The quintet known as Boston Brass — two trumpets, horn, trombone and tuba — joined the Palm Beach Symphony on Monday at the Flagler Museum for two memorable pieces dedicated to Shakespeare’s Romeo and Juliet: one by Prokoviev, the other by Bernstein.
Devoid of its own brass section of 12 players, Palm Beach Symphony fielded strings and percussion only. What an irony: In the past I have complained about the ripe acoustic of the hall housing the private rail car of the late Henry Flagler when the brass overwhelm the rest of the orchestra.
Not so this night. A near-perfect balance was achieved between Boston Brass and the strings.

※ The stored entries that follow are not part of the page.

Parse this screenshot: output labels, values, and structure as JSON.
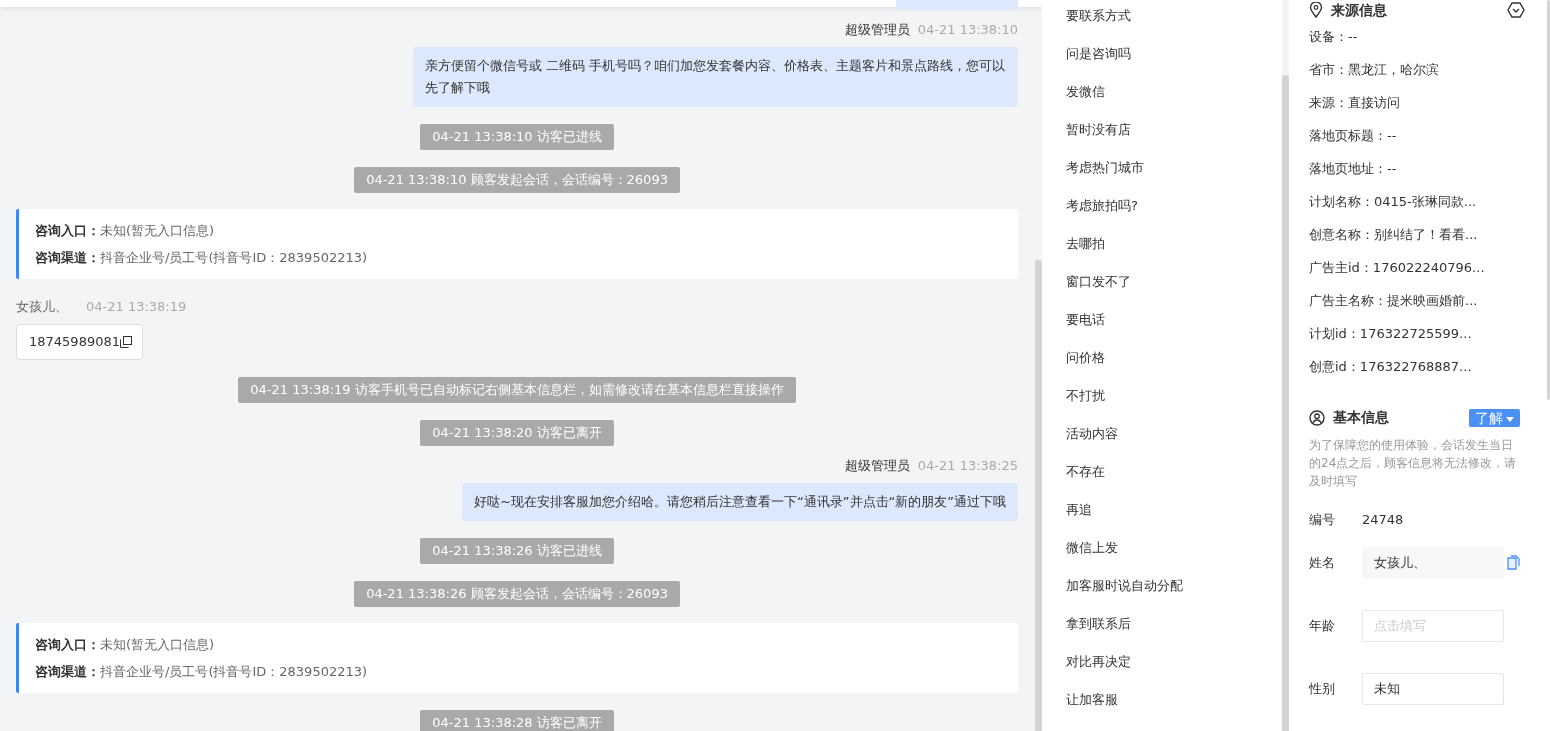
{
  "chat": {
    "messages": [
      {
        "kind": "bubble_partial"
      },
      {
        "kind": "agent",
        "sender": "超级管理员",
        "time": "04-21 13:38:10",
        "text": "亲方便留个微信号或 二维码 手机号吗？咱们加您发套餐内容、价格表、主题客片和景点路线，您可以先了解下哦"
      },
      {
        "kind": "system",
        "text": "04-21 13:38:10 访客已进线"
      },
      {
        "kind": "system",
        "text": "04-21 13:38:10 顾客发起会话，会话编号：26093"
      },
      {
        "kind": "entry",
        "rows": [
          {
            "label": "咨询入口：",
            "value": "未知(暂无入口信息)"
          },
          {
            "label": "咨询渠道：",
            "value": "抖音企业号/员工号(抖音号ID：2839502213)"
          }
        ]
      },
      {
        "kind": "visitor",
        "sender": "女孩儿、",
        "time": "04-21 13:38:19",
        "text": "18745989081"
      },
      {
        "kind": "system",
        "text": "04-21 13:38:19 访客手机号已自动标记右侧基本信息栏，如需修改请在基本信息栏直接操作"
      },
      {
        "kind": "system",
        "text": "04-21 13:38:20 访客已离开"
      },
      {
        "kind": "agent",
        "sender": "超级管理员",
        "time": "04-21 13:38:25",
        "text": "好哒~现在安排客服加您介绍哈。请您稍后注意查看一下“通讯录”并点击“新的朋友”通过下哦"
      },
      {
        "kind": "system",
        "text": "04-21 13:38:26 访客已进线"
      },
      {
        "kind": "system",
        "text": "04-21 13:38:26 顾客发起会话，会话编号：26093"
      },
      {
        "kind": "entry",
        "rows": [
          {
            "label": "咨询入口：",
            "value": "未知(暂无入口信息)"
          },
          {
            "label": "咨询渠道：",
            "value": "抖音企业号/员工号(抖音号ID：2839502213)"
          }
        ]
      },
      {
        "kind": "system",
        "text": "04-21 13:38:28 访客已离开"
      }
    ]
  },
  "quick_replies": [
    "要联系方式",
    "问是咨询吗",
    "发微信",
    "暂时没有店",
    "考虑热门城市",
    "考虑旅拍吗?",
    "去哪拍",
    "窗口发不了",
    "要电话",
    "问价格",
    "不打扰",
    "活动内容",
    "不存在",
    "再追",
    "微信上发",
    "加客服时说自动分配",
    "拿到联系后",
    "对比再决定",
    "让加客服"
  ],
  "source_info": {
    "title": "来源信息",
    "rows": [
      "设备：--",
      "省市：黑龙江，哈尔滨",
      "来源：直接访问",
      "落地页标题：--",
      "落地页地址：--",
      "计划名称：0415-张琳同款...",
      "创意名称：别纠结了！看看...",
      "广告主id：176022240796...",
      "广告主名称：提米映画婚前...",
      "计划id：176322725599...",
      "创意id：176322768887..."
    ]
  },
  "basic_info": {
    "title": "基本信息",
    "dropdown": "了解",
    "note": "为了保障您的使用体验，会话发生当日的24点之后，顾客信息将无法修改，请及时填写",
    "fields": [
      {
        "kind": "text",
        "label": "编号",
        "value": "24748"
      },
      {
        "kind": "readonly",
        "label": "姓名",
        "value": "女孩儿、",
        "copy": true
      },
      {
        "kind": "input",
        "label": "年龄",
        "placeholder": "点击填写"
      },
      {
        "kind": "input",
        "label": "性别",
        "value": "未知"
      }
    ]
  }
}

Conductor Ramón Tebar figured out the room’s reverberations could be overcome by placing his orchestra on a 6-inch-high wooden platform, set over the marble flooring, and cutting the brass in half.
Instead of opening with “Something’s Coming,” from West Side Story, as listed in the program, Boston Brass played Turina’s Danzas Fantásticas and two pieces by Johann Sebastian Bach, father to 20 children and some of the greatest Baroque music ever composed. The first Bach piece was an arrangement of “Sleepers Wake” (“Wachet Auf”) with the air played by a solo trumpet accompanied by the tuba. The second trumpet had some breath control problems toward the end of this piece.
Bach’s “Little Fugue” in G minor (BWV 578), a 68-bar wonder, closed the visitors’ opening solos. The first trumpet led off again followed by the second trumpet, and as in a sung round, each of the other three instruments joined in. Each player had the pleasure of showing off a little before ending on four distinct notes. Warm applause greeted them as they exited stage right.
Reappearing with Tebar in shirt-sleeves, they began the Prokoviev music arranged by J.D. Shaw, a former Boston Brass member. Prokoviev left Russia after the 1917 October Revolution but returned 20 years later after visits to America where his fellow Russian, Rachmaninov, held sway, and Europe, where he felt he couldn’t compete with Stravinsky, also a Russian emigré. Having written ballet music for Diaghilev in his twenties, he composed Romeo and Juliet dance music for the Kirov Ballet, which was then transferred to Moscow’s Bolshoi Ballet where it was aborted: Stalin’s cultural purges were underway.
From his first downbeat, Tebar got this newly mixed orchestral group moving in a romantic direction. Achieving a nice balance from the start, the piano added an extra fine dimension. Sweet strings playing harmoniously signified “The Maid Juliet.” Question and answer from strings to brass depict the immortal balcony scene, headed “Romeo and Juliet.” This dialogue is followed by racing music signifying Romeo must hurry away. Here the string playing was exquisite.
There was superb playing from Boston Brass during “Masks,” and Tebar showed himself in complete control as he led the lovely, engaging music of “Friar Laurence.” The strings sounded particularly lovely in “Montagues and Capulets,” with its famous to-and-fro tune representing the push and pull the young lovers get from their individual families. A lengthy silence after the piece remained unbroken. Enraptured by the music and the fine playing, the audience did not want to break the spell.
After intermission, Boston Brass played a rousing version of Bernstein’s “Something’s Coming,” very loudly, followed by Piazzolla’s “Milonga de Angel,” a lovely, short, delightful piece, quite captivating in its originality.
Leonard Bernstein’s Symphonic Dances from West Side Story ended the program. There is much exciting music in this piece, from the Cuban drums, xylophone and timpani that open the prologue to the “Mambo,” with the orchestra shouting the word two or three times and feet tapping, heads nodding in time all around me as the music was played.
There also was plenty of exciting playing in the “Cha-Cha,” “Meeting Scene,” and “Cool,” while in the Finale, the strings played with sweetness as the music of “Somewhere” took shape unobtrusively to end the suite.